Another TeraGrid science gateway, the Life Science Gateway, is located at Argonne National Lab (http://lsgw.mcs.anl.gov/) and has ties to an early grid-based bioinformatics effort there called GADU (Genome Analysis and Database Update) [BioInform 05-05-03].
Ian Foster, director of the Distributed Systems Lab at ANL and a founding father of grid computing, has had a hand in both projects and told BioInform that they’re a sign of a “transition … toward service-oriented architectures for bioinformatics, where you access computational analysis procedures and data over the network rather than having to maintain information on your own local system.”
In the early days of grid computing, Foster said, target users were “simulation scientists who wanted to perform incredibly challenging computations to study some very specific problem.” Now, he said, “we’re finding that there is actually a much larger community of people who want access to large amounts of computing resources, but they don’t necessarily have the expertise to develop their own simulation codes and learn how to use something like TeraGrid.”
While biologists have much to gain from TeraGrid-based projects, bioinformatics developers may have a tougher time building systems to run on the grid than computational scientists in other disciplines, Foster said.
“Biology is particularly challenging as a discipline because often the data is very diverse and comes from many sources and it often has some degree of commercial value or patient privacy,” he said.
Other disciplines that don’t have these characteristics “have made more rapid progress” in grid computing, Foster said. In the case of high-energy physics, he noted, “their big advantage is they really only have a few data sources. They have the accelerators that generate data, and your whole experiment may be based on data from a single accelerator.” Astronomy, on the other hand, has many data sources, but that data is very uniform, he said.

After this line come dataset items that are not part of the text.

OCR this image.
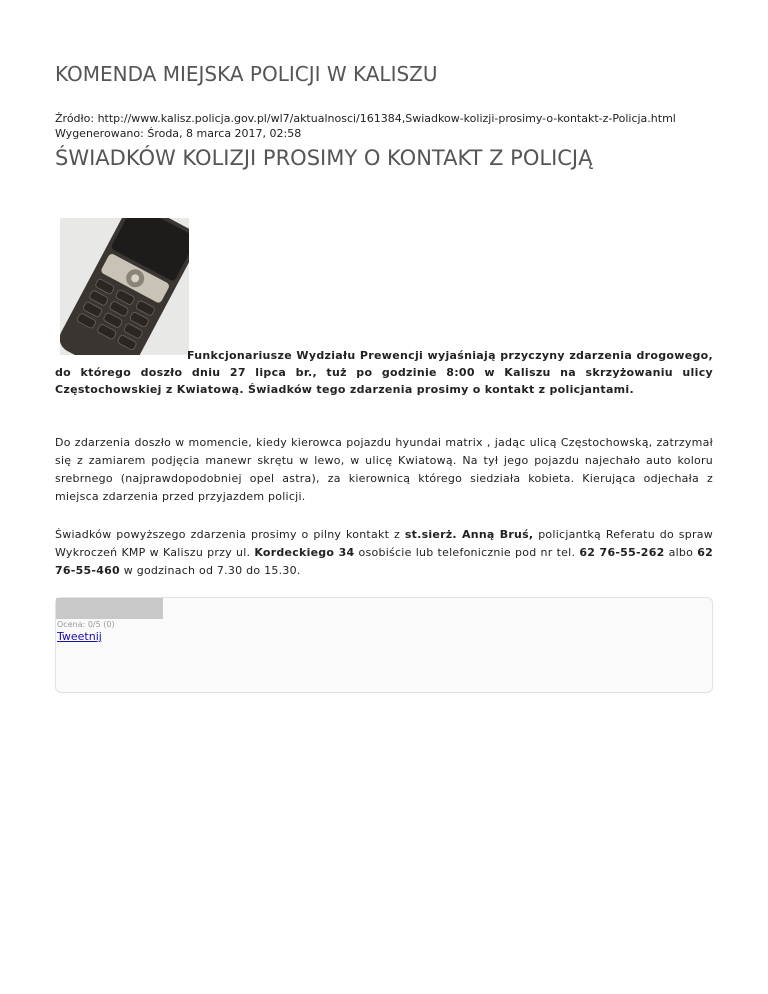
KOMENDA MIEJSKA POLICJI W KALISZU
Źródło: http://www.kalisz.policja.gov.pl/wl7/aktualnosci/161384,Swiadkow-kolizji-prosimy-o-kontakt-z-Policja.html
Wygenerowano: Środa, 8 marca 2017, 02:58
ŚWIADKÓW KOLIZJI PROSIMY O KONTAKT Z POLICJĄ

Funkcjonariusze Wydziału Prewencji wyjaśniają przyczyny zdarzenia drogowego, do którego doszło dniu 27 lipca br., tuż po godzinie 8:00 w Kaliszu na skrzyżowaniu ulicy Częstochowskiej z Kwiatową. Świadków tego zdarzenia prosimy o kontakt z policjantami.

Do zdarzenia doszło w momencie, kiedy kierowca pojazdu hyundai matrix , jadąc ulicą Częstochowską, zatrzymał się z zamiarem podjęcia manewr skrętu w lewo, w ulicę Kwiatową. Na tył jego pojazdu najechało auto koloru srebrnego (najprawdopodobniej opel astra), za kierownicą którego siedziała kobieta. Kierująca odjechała z miejsca zdarzenia przed przyjazdem policji.

Świadków powyższego zdarzenia prosimy o pilny kontakt z st.sierż. Anną Bruś, policjantką Referatu do spraw Wykroczeń KMP w Kaliszu przy ul. Kordeckiego 34 osobiście lub telefonicznie pod nr tel. 62 76-55-262 albo 62 76-55-460 w godzinach od 7.30 do 15.30.

Ocena: 0/5 (0)
Tweetnij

Nevertheless, while bioinformatics may be a bit slower in making its way to the grid, Foster noted that the “strong tradition of collaboration” in the field is “driving fairly rapid progress.”
Collaboration — and funding — will be the key to Gilbert’s goal of developing his TeraGrid package for GMOD. While he intends to get a package together on his own before the end of the year, he is seeking collaborators to contribute to the open source effort.
“It’s sort of the chicken and egg thing,” he said. “If there’s enough interest, it’ll go forward, and if it goes forward, there will be more interest.”